Dipende tutto da come si vede il bicchiere (se mezzo pieno o mezzo vuoto), ma in realtà non è una questione di punti di vista. Purtroppo. I dati sul Lazio pubblicati dall’INAIL sull’andamento delle denunce di malattia professionale non possono essere analizzati senza delle premesse fondamentali, che fanno la differenza.
Perché un conto è la situazione fino al 2019, ben altro discorso si deve fare con riferimento al 2020, 2021 e 2022, anni caratterizzati da una condizione straordinaria determinata dalla pandemia da Covid 19.
E allora cominciamo dalle cifre nel Lazio.
Le denunce per malattie professionali nel periodo gennaio-maggio 2022 sono state 1.814. Nello stesso periodo dell’anno precedente 1.609. Un aumento quindi, ma non può non considerarsi l’effetto Coronavirus. Andando nel dettaglio vediamo che 1.518 denunce di malattie professionali si sono registrate nel settore dell’Industria e dei Servizi (1.276 l’anno prima), 284 nell’agricoltura (310 dodici mesi prima) e 12 Per conto dello Stato (nel 2021 erano state 23).
Ma, poi, confrontando i dati del 2019 e del 2020, la situazione cambia. Nel 2020 le denunce nel Lazio sono state 3.110, nel 2019 3.959. Così ripartite: 795 in provincia di Frosinone (796 nel 2019), 632 in quella di Latina (867 l’anno prima), 244 a Rieti (411 dodici mesi prima), 1.202 a Roma (1.548 l’anno prima), 237 a Viterbo (337 nel 2019).
Nel settore dell’Industria e dei Servizi si è registrato un -18,12%. In quello dell’agricoltura un -32,36%. Nell’ambito denominato per conto dello Stato un -42,50%. Per un dato totale di -21,44%. E visto che parliamo di persone, allora è il caso di specificare che nell’anno 2020 i lavoratori alle prese con malattie professionali sono stati nel Lazio 2.532.
Per tutte queste considerazioni il Sindacato resta indispensabile e insostituibile con il proprio ruolo di garanzia e di sostegno ai lavoratori. Tanto più nei luoghi di lavoro. Un’analisi seria dei dati diffusi dall’INAIL non può prescindere dal fatto che ci sono troppe mancate denunce di malattie professionali e di infortuni sul lavoro. E ci sono perché nel frattempo è aumentato a dismisura il numero di lavoratori precari, molto spesso neanche formati per il lavoro che dovranno svolgere.

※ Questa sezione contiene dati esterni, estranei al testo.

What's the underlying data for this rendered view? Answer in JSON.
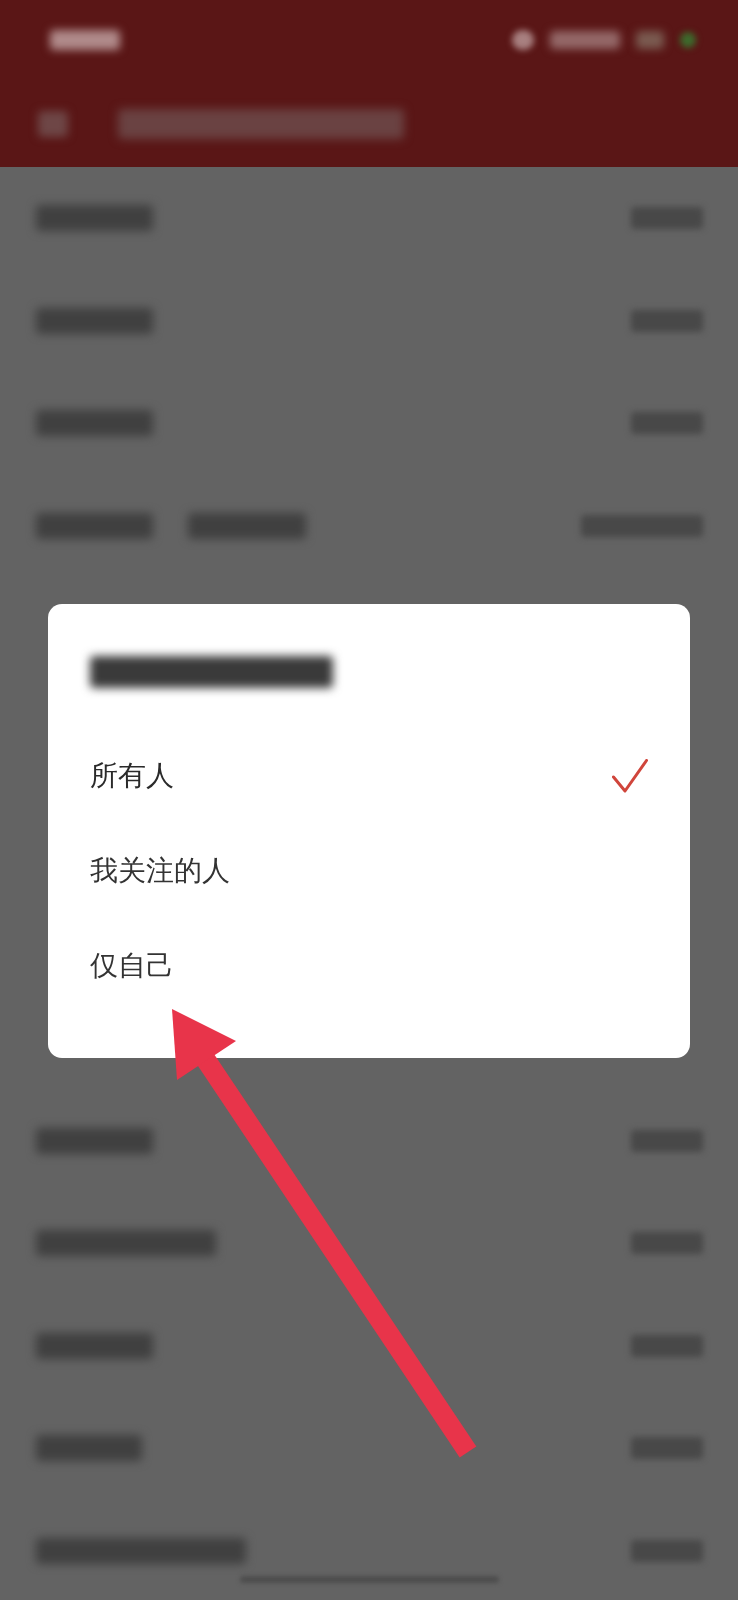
{
  "dialog": {
    "options": [
      {
        "label": "所有人",
        "selected": true
      },
      {
        "label": "我关注的人",
        "selected": false
      },
      {
        "label": "仅自己",
        "selected": false
      }
    ]
  },
  "annotations": [
    {
      "kind": "arrow"
    }
  ]
}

Allo stesso tempo, e questo dai dati si evince benissimo, troppe patologie non vengono ancora riconosciute. Tutto ciò è inaccettabile perché significa che sul versante della prevenzione si fa ancora troppo poco.

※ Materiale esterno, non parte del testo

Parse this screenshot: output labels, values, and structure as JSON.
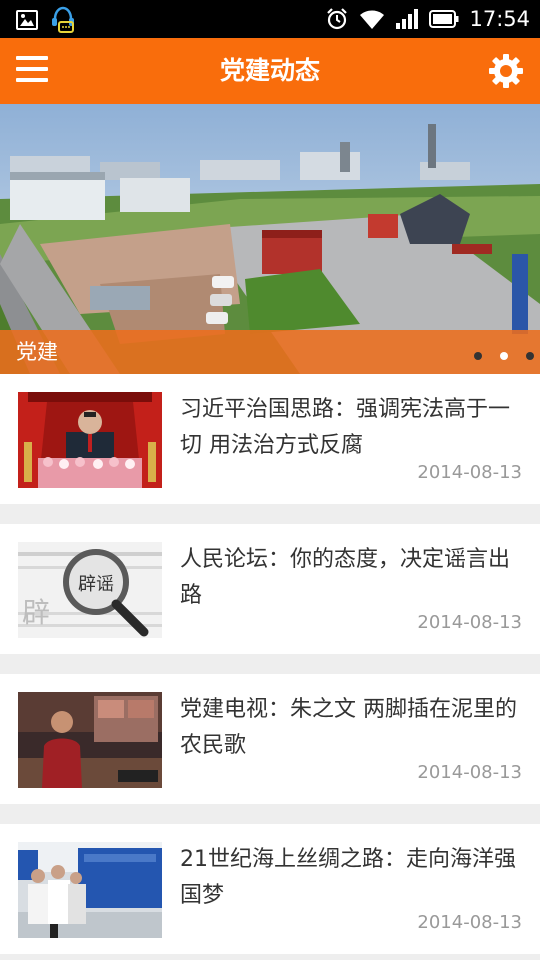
{
  "status_bar": {
    "time": "17:54",
    "icons": [
      "image-icon",
      "chat-bot-icon",
      "alarm-icon",
      "wifi-icon",
      "signal-icon",
      "battery-icon"
    ]
  },
  "app_bar": {
    "title": "党建动态",
    "menu_icon": "menu-icon",
    "settings_icon": "settings-icon",
    "color": "#f96d0c"
  },
  "banner": {
    "caption": "党建",
    "page_count": 3,
    "active_page": 2
  },
  "news": [
    {
      "title": "习近平治国思路：强调宪法高于一切 用法治方式反腐",
      "date": "2014-08-13"
    },
    {
      "title": "人民论坛：你的态度，决定谣言出路",
      "date": "2014-08-13"
    },
    {
      "title": "党建电视：朱之文 两脚插在泥里的农民歌",
      "date": "2014-08-13"
    },
    {
      "title": "21世纪海上丝绸之路：走向海洋强国梦",
      "date": "2014-08-13"
    }
  ],
  "thumbnail_texts": {
    "rumor_sign": "辟谣"
  }
}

Serve quindi prevenzione, formazione, informazione nei luoghi di lavoro. Bisogna investire di più sulla sicurezza e le aziende devono convincersi che questo non può essere considerato un costo ma un grande investimento per la qualità del lavoro, per la stabilità del lavoro, per la dignità del lavoro e anche per alzare gli indici di reputazione delle stese aziende. Un’azienda che investe sulla sicurezza, investe sull’efficienza, sulla produttività e sulla competitività.

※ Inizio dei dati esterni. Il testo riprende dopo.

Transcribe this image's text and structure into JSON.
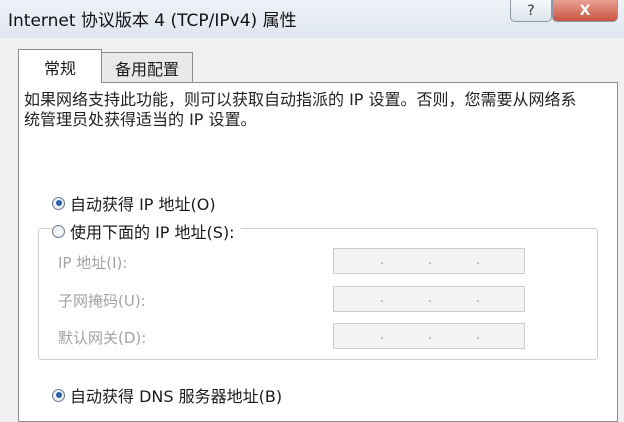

E allora come CISL nel Lazio dobbiamo mantenere altissima la concentrazione e vigilare continuamente con i nostri rappresentanti, che assumono anche il ruolo di presidio all’interno delle aziende. Morire e ammalarsi per lavoro nel 2022 è assurdo. Purtroppo il trend continua, alimentato e non ci stancheremo mai di ripeterlo, da un clima di precarietà ed instabilità del lavoro, che si traduce in un arretramento del sistema dei diritti, delle tutele, delle salvaguardie. In una parola, dei principi di civiltà.Non possiamo consentirlo. Non vogliamo consentirlo e non lo consentiremo mai.